Durante diligências na Rua Jairo Serafim, os investigadores abordaram o suspeito em via pública, quando ele carregava uma mochila. No interior, foi encontrado um revólver calibre 38 carregado, além de munições. Em seguida, o próprio jovem indicou que havia entorpecentes em sua residência, onde os policiais apreenderam 27 porções de maconha prontas para venda.

Ao todo, foram apreendidos um revólver calibre 38, 12 munições intactas, 73,7 gramas de maconha, R$ 125 em dinheiro, um aparelho celular e um moletom preto.

Durante o interrogatório, Daniel confessou ser o autor do homicídio de Daniel Ribeiro Teixeira, de 19 anos, morto a tiros na noite do dia 12 de janeiro, na Rua Bela Vista. Segundo o acusado, o crime foi cometido por ordem de uma facção criminosa, no contexto de disputa com um grupo rival. Ele relatou que rendeu a vítima e efetuou três disparos, sendo um na cabeça e dois nas costas.

A investigação ganhou força após uma denúncia anônima ao Disque 181, recebida na quarta-feira (15), que apontou Daniel como autor do crime. A perícia preliminar confirmou três perfurações no corpo da vítima, compatíveis com a confissão.

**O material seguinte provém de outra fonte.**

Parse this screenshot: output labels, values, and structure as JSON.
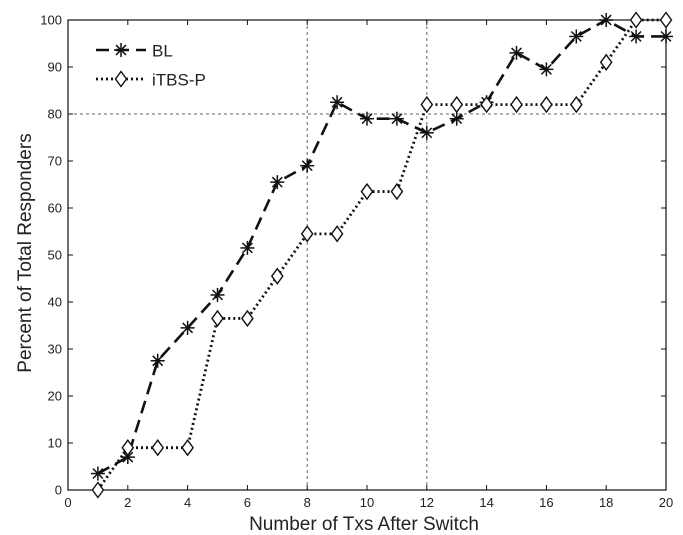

O delegado Erick Ferreira Maciel representou pela prisão preventiva do acusado, destacando a periculosidade, o vínculo com organização criminosa e o risco à ordem pública. O revólver apreendido foi reconhecido pelo próprio suspeito como a arma utilizada no homicídio. As investigações continuam para identificar o segundo envolvido na execução.